昨夜来の雨。 朝、未だ雨は止まない。 グランド・レベルにあるレストランで朝食を一人で取り、リュックに地図とカメラを詰める。 雨はようやく止んできた。 ホテル前の牧草地に囲まれた駐車場に止めてあったレンタカーを雨上がりのローヌ・バレーに繰り出した。 Susten から谷間の僅かな平地に伸びる国道9号線を東に向かう。 Zermattへの分技点 Visp迄のポプラ並木に沿う直線道路を走る清清しい快感は、今も昔も変わらない。 途中谷間の狭い平地にスイス空軍の滑走路が見える。 このような滑走路はスイスの狭い平地に至る処にある。 国民皆兵制の軍備に裏打ちされた永世中立国の気概を垣間見る。 丁度滑走路に沿う9号線が一部工事中になっている部分がある。 迂回路のサインに従って車を進めると、そのスイス空軍のジェット戦闘機が離着陸する滑走路を走ることになった。 Vispの街の発展には少し驚きを覚える。 品数の揃ったデパートの食品売り場並に立派なCOOP、街道沿いに軒並ぶ洒落たレストラン・カフェやブテイック、新しい事務所や住宅ビル。 全てが新しく輝いて見える。 

Brig の街の手前では立派なバイパス道路が出来ており、シンプロン峠、ゴムス、市内への分技ロータリーがある。 そう言えば以前は無かったロータリーを今回多くみる。 ロータリーをゴムス方面に出る。 すると道は突然トンネルには行った。 Brig の街を見ることなくゴムス方面行きの道に出てしまった。 Brig の街を見なかったのは少し残念な気持ちである。

ゴムスの谷間の狭い道に入ったころ雨は完全にやんだ。 水蒸気が山の肌から盛んに立ちあがる。 箱根でも良く見かける風景であるが、ここの山はスケールが全然ちがう。 空の雲はまだ厚い。 この分ではフルカ峠のローヌ氷河は見えるだろうか。 少し心配ではあるがすがすがしい空気の中、車を進める。 

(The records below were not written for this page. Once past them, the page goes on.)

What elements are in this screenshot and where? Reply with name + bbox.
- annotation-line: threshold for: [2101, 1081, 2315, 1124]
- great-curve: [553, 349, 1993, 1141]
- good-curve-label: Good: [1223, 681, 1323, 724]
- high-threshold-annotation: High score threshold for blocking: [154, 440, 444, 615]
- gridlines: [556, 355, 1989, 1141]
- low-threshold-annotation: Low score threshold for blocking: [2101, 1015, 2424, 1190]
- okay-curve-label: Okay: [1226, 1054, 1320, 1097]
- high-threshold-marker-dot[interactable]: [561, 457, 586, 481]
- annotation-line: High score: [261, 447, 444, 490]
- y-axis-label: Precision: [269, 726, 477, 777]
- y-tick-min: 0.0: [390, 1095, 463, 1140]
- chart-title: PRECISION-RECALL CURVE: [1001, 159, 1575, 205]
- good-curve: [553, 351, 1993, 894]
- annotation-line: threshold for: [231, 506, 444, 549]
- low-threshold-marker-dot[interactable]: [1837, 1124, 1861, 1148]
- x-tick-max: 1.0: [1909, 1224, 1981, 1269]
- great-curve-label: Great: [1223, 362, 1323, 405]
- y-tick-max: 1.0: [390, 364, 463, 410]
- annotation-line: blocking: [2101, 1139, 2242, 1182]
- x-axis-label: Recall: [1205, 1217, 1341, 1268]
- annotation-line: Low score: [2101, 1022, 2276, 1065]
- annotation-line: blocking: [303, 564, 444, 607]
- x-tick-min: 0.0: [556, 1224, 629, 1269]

ゴムスからGletschへの渓谷道: ドイツで借りたレンタカーPunto,
正面はグリムゼル峠へのジグザグ道



両脇の山がますます迫り、登りが段々と険しくなってくる。 暫く右に左にハンドルを切りながら坂道を登ると急に前方が開ける。 いよいよローヌ氷河を仰ぎ見ることができるだろうか。 雲は切れているだろうか。 登り切った。 Gletschである。 雲は2,500mラインの上にあった。 かってのローヌ氷河が自身で削り取った雄大なU字型谷が眼前に広がり、その遥か彼方に夏の黒々したローヌ氷河が横たわっている。 氷河が解けて生まれたばかリの白く濁ったローヌが足元を流れる。 光量は充分では無かったが取りあえずカメラに収めた。 渓谷道を登り切った処、Gletsch に昔ながらの Glacer Du Rhone ホテルがある。 ここには流石にかなりの観光客がいる。 ドイツからの団体旅行客であろうか。 20-30名ががやがやと朝食を取っている。 同じ大食堂でコーヒーを1杯戴きしばし休憩。

Glacer Du Rhone ホテルから一気にフルカ峠迄掛け登る。 ホテルの姿がみるみる下方に小さくなってゆく。 峠の少し手前で氷河の崩落点の直傍を通る。 駐車場があるので降りて息を飲むような大パノラマを楽しむ。 隣に止まったドイツ・ナンバー(EUの国々は全てEUマークのナンバーだがEUマークの横に小さく国名のイニシャル、例えばドイツだとDが付いている。)のワン・ボックス・カーの乗客はどうも日本人らしい。 ドイツからの家族旅行のようだ。 若夫婦と老夫婦が乗り込んでいる。 



アンデルマットを見下ろす展望台



崩落点の駐車場からフルカ峠に向こうと急に霧(雲)の中に入る。 峠で一旦停車。 峠の道路標識をカメラに収めて置こう。 ここから雲の中を数百m下ると視界が開けてくる。 遥か下方の谷間にハイジーが飛びだしてきそうなアンデルマットの小さな街が目に飛びこんでくる。 やはり眺望用のパーキングが道の両側にある。 山側のパーキングからはトンネルで谷側のパーキングに行けるようになっている。 こんな処にスイス人の勤勉さが現れているような気がする。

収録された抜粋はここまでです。